I dropped my bags on the floor near the door and pushed my sunglasses up into my hair. I put a hand on my hip and one weary hand to my forehead. His tightly wound stance loosened some. His brow came down as he looked at me with a mixture of anger and concern. I knew I looked like shit. I had spent days crying and had hardly eaten anything since I left Miami, hardly slept. I knew there were dark bags under my swollen eyes, and that my skin was pale, and I knew I had lost a few pounds, too. The jeans I purchased in Orlando during my escape from Florida were loose around my waist.

“You don’t look too good,” Leo said, running a hand through his hair.

“You either,” I said, my voice hoarse and sad.

He looked like he hadn’t been sleeping, either, and he had several days’ worth of hair on his face.

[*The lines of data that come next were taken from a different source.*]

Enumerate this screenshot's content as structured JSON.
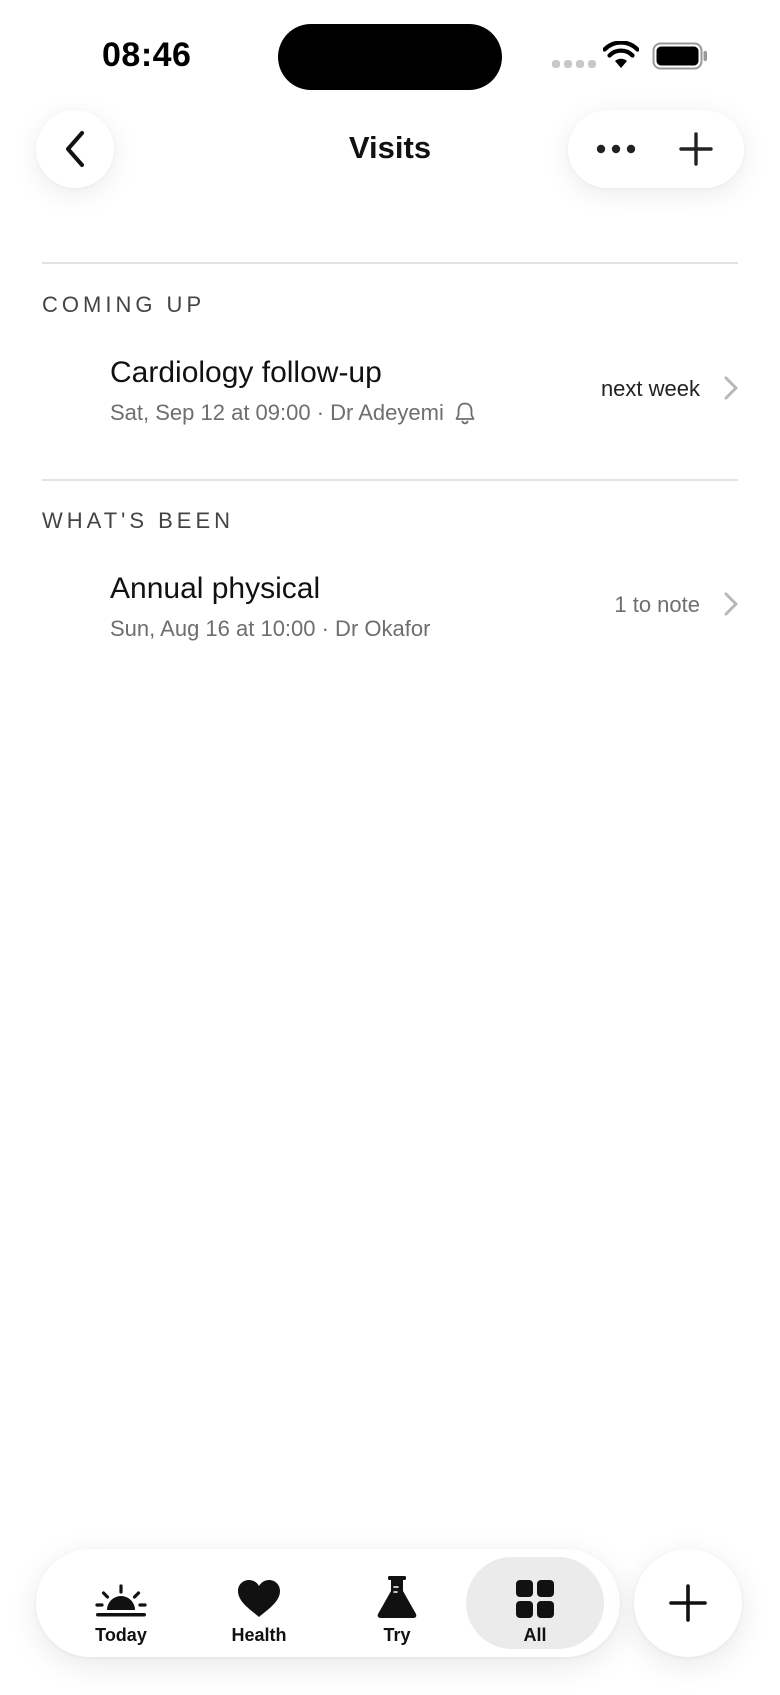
{
  "status_bar": {
    "time": "08:46"
  },
  "nav": {
    "title": "Visits"
  },
  "sections": [
    {
      "header": "COMING UP",
      "visits": [
        {
          "title": "Cardiology follow-up",
          "subtitle": "Sat, Sep 12 at 09:00 · Dr Adeyemi",
          "reminder_icon": "bell-icon",
          "right_label": "next week"
        }
      ]
    },
    {
      "header": "WHAT'S BEEN",
      "visits": [
        {
          "title": "Annual physical",
          "subtitle": "Sun, Aug 16 at 10:00 · Dr Okafor",
          "right_label": "1 to note"
        }
      ]
    }
  ],
  "tabbar": {
    "tabs": [
      {
        "label": "Today",
        "icon": "sunrise-icon"
      },
      {
        "label": "Health",
        "icon": "heart-icon"
      },
      {
        "label": "Try",
        "icon": "flask-icon"
      },
      {
        "label": "All",
        "icon": "grid-icon",
        "active": true
      }
    ]
  },
  "colors": {
    "text": "#111111",
    "secondary_text": "#6e6e6e",
    "divider": "#e2e2e2",
    "active_tab_bg": "#ebebeb"
  }
}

“I can’t sleep at night,” he confessed, his voice stressed and cracking as he stepped toward me. “I can’t sleep during the day, either. I can’t do shit, except to pace a hole in the floor worrying about and thinking about you. Why did you leave like that, Tabitha? Fuck,” he said, pushing a hand through his already disheveled hair. “Why didn’t you at least let me know you were okay? You could have answered just once and told me to fuck off and leave you alone.”

“Would you have stopped calling?” I asked coldly.

“No, but at least I would have known you weren’t fucking dead on the side of the road somewhere!” He shouted so loudly that I took an involuntary step backward. “Did you think about that? For four days, I thought something terrible had happened to you! Sandy finally told me you answered her once, just once, but at least we knew you were still breathing.”

“I needed to be alone,” I said defensively.

“I can understand that, I can really understand that,” Leo said quickly, anger still lacing his words. “But you don’t just disappear off of the face of Earth! Not to mention that you promised you wouldn’t do that shit, but there are people who actually give a fuck about you!”

“People who give a fuck about me don’t lie to me!” I shouted back at him. The effort it took to yell made me dizzy, but I didn’t want to appear any weaker than I already did in front of Leo. I fought off the dizziness and just barely kept myself from swaying.

“I didn’t lie to you!”

“You omitted a very vital truth, it’s the same thing!”

“If I would have told you the truth, would you have stayed? Would you have given us a chance?” he asked accusingly.

“That’s not the point!” I yelled.

“That
is
the point, Tabitha! You wouldn’t have stayed with me if you knew. You wouldn’t have let yourself love me if you knew. I didn’t want what I have with you ruined because of something I
don’t
have with Leslie.”

“What
do
you have with Leslie exactly?” I asked, crossing my arms across my chest.

“Finally ready to hear the details, are you?” he asked sarcastically.